Not all problems are as comfortable as I described but in the event of significant problems, understand the problem without emotions and complicated words. Using generic words instead of scientific terms varies from person to person and group by group. It is essential to understand the situation in straightforward words. I like to use a phrase “ explain to me like I am the 5th grader.”

  • Don't be fearful to ask a question.

  • ( sometimes) Question to self

Many things we do not understand, We do not ask a question because we may sound stupid. That is a fear which adds complexity.

  • Put down problems in words.

I learned to write my problems on a piece of paper. That gives a sense of priority and gives some insight on solutions. Writing the problem on a piece of paper is like having a clear picture of entanglement.

  • Prioritize.

Prioritize problems. Start focusing on solving the most dangerous and personal problems. Stay away from unnecessary situations or person.

  • Seek help.

It is critical to seek help when the situation is out of control.
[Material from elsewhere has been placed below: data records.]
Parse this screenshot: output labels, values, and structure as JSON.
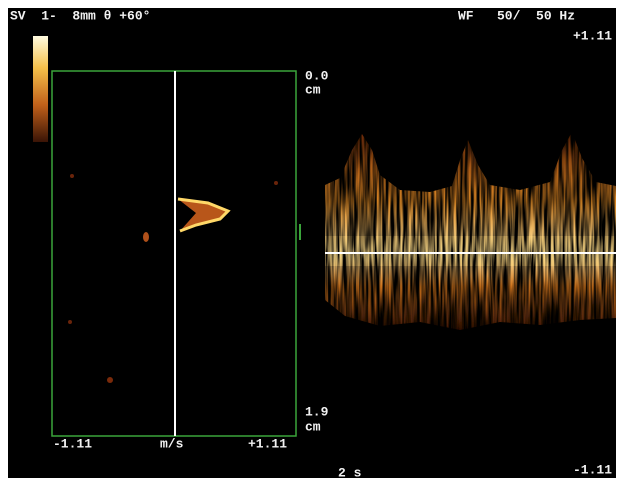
{
  "header": {
    "left": "SV  1-  8mm θ +60°",
    "right": "WF   50/  50 Hz"
  },
  "velocity_scale": {
    "top": "+1.11",
    "bottom": "-1.11"
  },
  "depth": {
    "top_value": "0.0",
    "top_unit": "cm",
    "bottom_value": "1.9",
    "bottom_unit": "cm"
  },
  "gate_axis": {
    "left": "-1.11",
    "unit": "m/s",
    "right": "+1.11"
  },
  "time_scale": "2 s"
}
Getting help may not solve a problem quickly. It may guide to a simple solution.

  • Learn to know when you are over thinking.

I have many situations where over thinking has led me to get different and inferior results than what I wanted to achieve. I learned the hard way to keep on a check of my habit, yet I occasionally I cannot avert it and over-analyze situation.

  • Finally, Principle of Parsimony

The simplest option is usually correct and the best possible choice. If we don't have enough knowledge or information, avoid making unfounded assumptions.